On March 9, 47 Republican senators sent a letter to Iran, warning that any agreement only signed by US President Barack Obama might not last any longer than his last day in office.

This intervention of the Senate in a foreign policy matter is not, as some observers are saying, “unprecedented.” Congress refused to ratify the treaty presented to it by President Woodrow Wilson in 1919, which involved joining the League of Nations (the predecessor of the United Nations). In the late 19th century, as Arthur Schleslinger Jr. pointed out in a Foreign Affairs article in 1972, the Senate for 20 years declined to ratify any treaty at all, and contemporary observers became convinced that it would never do so again.
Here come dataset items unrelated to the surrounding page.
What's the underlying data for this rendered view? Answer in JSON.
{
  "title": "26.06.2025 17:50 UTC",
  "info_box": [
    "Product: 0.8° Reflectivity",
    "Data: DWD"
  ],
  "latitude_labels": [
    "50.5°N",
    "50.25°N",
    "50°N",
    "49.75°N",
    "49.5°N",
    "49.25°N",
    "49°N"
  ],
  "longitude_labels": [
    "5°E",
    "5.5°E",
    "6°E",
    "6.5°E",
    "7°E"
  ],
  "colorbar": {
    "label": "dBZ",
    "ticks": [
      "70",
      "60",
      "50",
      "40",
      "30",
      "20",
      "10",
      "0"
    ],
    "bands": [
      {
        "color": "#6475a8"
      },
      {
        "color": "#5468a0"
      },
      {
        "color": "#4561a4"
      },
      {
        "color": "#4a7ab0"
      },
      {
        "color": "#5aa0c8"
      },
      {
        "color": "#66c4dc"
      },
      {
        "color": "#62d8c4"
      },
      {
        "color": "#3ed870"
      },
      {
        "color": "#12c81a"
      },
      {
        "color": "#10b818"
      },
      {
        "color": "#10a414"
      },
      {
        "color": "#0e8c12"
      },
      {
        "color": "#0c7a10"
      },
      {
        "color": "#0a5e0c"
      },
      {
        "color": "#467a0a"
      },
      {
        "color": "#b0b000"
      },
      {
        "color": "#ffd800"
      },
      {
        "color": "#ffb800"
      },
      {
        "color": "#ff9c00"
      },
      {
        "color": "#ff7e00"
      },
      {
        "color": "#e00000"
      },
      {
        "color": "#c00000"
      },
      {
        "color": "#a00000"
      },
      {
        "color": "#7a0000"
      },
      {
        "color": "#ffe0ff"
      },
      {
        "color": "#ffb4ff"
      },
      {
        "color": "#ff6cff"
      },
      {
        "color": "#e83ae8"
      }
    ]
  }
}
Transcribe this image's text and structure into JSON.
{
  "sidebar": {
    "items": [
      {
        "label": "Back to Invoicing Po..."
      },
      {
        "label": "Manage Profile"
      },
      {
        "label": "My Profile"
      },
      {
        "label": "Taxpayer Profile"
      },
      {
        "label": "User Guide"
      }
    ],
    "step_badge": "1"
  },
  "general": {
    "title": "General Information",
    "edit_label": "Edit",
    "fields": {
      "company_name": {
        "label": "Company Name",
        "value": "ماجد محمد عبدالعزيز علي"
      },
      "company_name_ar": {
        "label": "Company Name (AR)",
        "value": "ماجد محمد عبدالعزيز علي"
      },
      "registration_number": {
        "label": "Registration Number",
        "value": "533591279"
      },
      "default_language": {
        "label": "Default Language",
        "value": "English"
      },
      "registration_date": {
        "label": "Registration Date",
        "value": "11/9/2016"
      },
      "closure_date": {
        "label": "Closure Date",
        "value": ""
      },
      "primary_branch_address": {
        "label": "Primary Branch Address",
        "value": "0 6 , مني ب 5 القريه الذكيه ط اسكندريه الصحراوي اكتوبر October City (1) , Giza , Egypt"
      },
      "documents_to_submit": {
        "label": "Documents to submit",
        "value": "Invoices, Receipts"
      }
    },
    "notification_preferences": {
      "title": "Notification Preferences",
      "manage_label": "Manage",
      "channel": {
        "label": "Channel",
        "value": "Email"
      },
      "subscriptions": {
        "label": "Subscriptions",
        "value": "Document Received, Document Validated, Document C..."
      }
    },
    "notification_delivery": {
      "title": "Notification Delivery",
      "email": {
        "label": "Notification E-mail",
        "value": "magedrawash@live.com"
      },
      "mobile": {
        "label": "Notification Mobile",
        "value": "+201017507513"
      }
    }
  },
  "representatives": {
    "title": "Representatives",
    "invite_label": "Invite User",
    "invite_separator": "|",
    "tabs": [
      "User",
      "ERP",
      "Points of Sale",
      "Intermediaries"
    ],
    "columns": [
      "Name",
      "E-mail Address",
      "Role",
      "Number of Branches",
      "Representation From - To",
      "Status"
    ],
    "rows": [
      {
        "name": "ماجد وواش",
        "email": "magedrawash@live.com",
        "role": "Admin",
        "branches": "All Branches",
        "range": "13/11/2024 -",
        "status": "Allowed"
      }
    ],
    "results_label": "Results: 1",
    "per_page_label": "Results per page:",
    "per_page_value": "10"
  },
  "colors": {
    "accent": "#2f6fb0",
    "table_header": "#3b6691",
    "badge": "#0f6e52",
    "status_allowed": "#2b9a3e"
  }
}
Of course, there is a difference between refusing to sign off on a president’s treaty and inserting the legislature into the negotiation directly, while it is going on.

President Obama objected, saying: “I think it’s somewhat ironic to see some members of Congress wanting to make common cause with the hard-liners in Iran. It’s an unusual coalition.”

And, of course, Obama is correct that the right-wing of the Republican Party has things in common with hard-liners in Iran.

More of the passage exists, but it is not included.